The authors acknowledge assistance and support from The Manton Center for Orphan Disease Research. This work was funded by generous support from The Tommy Fuss Fund, GETTYLAB, and the Research Connection at Boston Children's Hospital, with additional support from the Boston Children's Hospital Intellectual and Developmental Disabilities Research Center funded by National Institutes of Health grant 1U54HD090255. Dr. Sweadner was supported by NIH grant NS058949 to A. Brashear.

Authors' contributions

A. Torres contributed to the clinical evaluations of the proband since he was an infant to the present day, the interpretation of the genetic data, and wrote the manuscript, and C. Brownstein directed the genetic investigation including sequencing and data interpretation, and wrote the manuscript. S Temblekar analyzed the data, researched and interpreted the literature relevant to mutation and helped write the manuscript. K. Graber reviewed the clinical history and revised the manuscript. C. Genetti worked with the patient and family and helped gather patient data. R. Kleiman helped revise the manuscript. K. Sweadner helped research the structure and literature relevant to the mutation and revise the manuscript. K. Liu helped research and interpret the literature relevant to the mutation, C Mavros and N. Smedemark-Margulies and J Shi helped interpret the data and literature relevant to the mutation and performed the modeling for the figures. P. Agrawal and A. Beggs helped analyze and interpret the data.
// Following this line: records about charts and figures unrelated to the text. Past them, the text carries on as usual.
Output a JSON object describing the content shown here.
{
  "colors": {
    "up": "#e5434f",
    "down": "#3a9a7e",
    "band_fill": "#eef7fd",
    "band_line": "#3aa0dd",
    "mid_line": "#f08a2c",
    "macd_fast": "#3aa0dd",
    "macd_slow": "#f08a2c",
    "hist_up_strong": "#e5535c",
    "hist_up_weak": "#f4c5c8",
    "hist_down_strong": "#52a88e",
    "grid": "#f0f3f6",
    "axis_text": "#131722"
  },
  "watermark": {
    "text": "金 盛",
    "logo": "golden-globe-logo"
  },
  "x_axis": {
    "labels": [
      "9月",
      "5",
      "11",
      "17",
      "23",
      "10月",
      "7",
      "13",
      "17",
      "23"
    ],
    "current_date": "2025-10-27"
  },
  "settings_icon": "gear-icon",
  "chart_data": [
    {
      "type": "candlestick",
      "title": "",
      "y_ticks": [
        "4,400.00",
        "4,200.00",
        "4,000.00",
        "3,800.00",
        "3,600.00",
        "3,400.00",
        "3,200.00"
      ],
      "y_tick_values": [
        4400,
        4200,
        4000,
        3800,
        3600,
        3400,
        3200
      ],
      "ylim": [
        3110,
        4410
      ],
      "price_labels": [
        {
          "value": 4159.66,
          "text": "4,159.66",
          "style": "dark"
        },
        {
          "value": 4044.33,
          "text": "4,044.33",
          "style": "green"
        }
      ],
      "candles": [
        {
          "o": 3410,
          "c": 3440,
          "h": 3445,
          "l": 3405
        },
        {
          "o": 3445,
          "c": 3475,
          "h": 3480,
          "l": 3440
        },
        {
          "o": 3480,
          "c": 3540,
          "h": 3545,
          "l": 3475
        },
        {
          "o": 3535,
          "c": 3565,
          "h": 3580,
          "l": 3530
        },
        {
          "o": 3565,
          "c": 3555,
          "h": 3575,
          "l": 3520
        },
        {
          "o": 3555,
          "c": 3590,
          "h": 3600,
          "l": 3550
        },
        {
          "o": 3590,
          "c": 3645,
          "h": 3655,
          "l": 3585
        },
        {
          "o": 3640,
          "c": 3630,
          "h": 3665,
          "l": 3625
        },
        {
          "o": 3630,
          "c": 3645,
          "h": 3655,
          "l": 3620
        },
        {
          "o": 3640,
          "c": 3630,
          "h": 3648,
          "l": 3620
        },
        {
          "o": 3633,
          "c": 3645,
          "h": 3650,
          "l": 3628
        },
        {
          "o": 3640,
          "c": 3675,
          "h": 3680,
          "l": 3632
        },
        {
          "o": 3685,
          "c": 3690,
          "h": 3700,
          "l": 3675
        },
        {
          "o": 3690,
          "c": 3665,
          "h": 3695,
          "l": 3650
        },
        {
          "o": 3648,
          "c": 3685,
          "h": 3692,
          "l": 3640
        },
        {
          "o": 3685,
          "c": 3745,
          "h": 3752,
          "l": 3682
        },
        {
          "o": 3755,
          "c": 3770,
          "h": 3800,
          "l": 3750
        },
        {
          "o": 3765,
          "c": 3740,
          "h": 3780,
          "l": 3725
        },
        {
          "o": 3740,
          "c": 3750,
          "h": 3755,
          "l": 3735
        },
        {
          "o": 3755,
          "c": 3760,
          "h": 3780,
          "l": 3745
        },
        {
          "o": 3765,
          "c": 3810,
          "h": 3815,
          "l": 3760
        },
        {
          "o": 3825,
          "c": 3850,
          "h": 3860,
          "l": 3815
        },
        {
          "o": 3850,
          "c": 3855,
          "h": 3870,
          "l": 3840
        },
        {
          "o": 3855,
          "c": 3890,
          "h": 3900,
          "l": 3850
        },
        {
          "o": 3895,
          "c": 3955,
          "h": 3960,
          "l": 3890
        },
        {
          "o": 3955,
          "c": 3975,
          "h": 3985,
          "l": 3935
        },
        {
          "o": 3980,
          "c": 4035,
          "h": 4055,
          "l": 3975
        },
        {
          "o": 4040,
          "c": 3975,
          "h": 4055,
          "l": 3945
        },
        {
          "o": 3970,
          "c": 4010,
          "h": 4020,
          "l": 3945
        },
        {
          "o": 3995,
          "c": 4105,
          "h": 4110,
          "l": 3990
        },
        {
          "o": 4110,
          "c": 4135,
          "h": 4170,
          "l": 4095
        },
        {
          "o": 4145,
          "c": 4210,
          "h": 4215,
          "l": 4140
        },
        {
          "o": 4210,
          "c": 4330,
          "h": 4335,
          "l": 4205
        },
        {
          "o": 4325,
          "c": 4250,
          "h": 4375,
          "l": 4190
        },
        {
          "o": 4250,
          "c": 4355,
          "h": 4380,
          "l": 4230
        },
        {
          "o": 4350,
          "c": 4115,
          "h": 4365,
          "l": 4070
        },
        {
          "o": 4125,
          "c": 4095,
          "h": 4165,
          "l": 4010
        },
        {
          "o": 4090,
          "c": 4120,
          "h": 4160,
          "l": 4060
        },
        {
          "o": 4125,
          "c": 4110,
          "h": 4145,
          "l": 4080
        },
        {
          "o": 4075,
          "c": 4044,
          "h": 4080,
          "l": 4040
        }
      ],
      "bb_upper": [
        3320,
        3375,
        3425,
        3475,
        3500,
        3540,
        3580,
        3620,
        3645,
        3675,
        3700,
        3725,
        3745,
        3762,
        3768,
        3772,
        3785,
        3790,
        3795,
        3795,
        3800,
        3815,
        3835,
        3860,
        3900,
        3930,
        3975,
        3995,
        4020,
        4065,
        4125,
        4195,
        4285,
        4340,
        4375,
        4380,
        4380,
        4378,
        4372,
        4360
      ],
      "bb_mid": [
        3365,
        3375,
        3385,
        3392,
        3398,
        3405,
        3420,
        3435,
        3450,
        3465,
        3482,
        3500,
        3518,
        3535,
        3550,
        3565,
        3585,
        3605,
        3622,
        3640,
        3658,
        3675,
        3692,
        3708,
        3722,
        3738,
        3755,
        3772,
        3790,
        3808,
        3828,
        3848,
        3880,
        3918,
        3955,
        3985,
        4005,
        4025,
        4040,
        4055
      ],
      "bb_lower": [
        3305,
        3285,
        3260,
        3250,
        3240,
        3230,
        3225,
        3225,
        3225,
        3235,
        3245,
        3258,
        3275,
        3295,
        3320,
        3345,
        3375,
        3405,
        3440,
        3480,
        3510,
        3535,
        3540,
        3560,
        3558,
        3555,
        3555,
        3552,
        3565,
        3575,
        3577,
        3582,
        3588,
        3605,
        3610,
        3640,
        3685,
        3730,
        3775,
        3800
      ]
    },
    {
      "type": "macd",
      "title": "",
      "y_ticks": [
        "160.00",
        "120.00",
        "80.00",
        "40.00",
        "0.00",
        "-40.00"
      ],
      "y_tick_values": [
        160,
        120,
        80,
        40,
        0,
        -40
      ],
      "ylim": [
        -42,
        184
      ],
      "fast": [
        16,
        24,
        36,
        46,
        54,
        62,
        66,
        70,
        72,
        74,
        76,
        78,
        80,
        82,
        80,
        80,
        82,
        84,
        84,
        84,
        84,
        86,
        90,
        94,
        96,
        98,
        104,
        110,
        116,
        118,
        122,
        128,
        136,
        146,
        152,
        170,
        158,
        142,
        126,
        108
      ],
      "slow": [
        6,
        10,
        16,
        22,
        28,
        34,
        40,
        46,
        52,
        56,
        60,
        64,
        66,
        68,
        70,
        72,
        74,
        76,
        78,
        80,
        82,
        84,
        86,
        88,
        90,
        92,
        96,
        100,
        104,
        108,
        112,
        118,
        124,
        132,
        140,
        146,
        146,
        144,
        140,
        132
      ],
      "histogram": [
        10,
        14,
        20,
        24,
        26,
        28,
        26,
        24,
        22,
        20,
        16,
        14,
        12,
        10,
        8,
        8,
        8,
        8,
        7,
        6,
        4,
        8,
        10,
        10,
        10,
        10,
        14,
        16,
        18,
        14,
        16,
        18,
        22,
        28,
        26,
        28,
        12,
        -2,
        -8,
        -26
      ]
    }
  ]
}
E. D'Angelo, S. Lincon, D. Carrol, F. Dedeoglu, W. Gahl, C. Biggs, and K. Swoboda treated the patient and contributed to the clinical understanding of the case and reviewed and revised the manuscript. G. T. Berry treated the patient, contributed to the clinical understanding of the case and helped write the manuscript. J Gonzalez-Heydrich oversaw the project, treated the patient, led the clinical interpretation of the data and literature, and helped write the manuscript.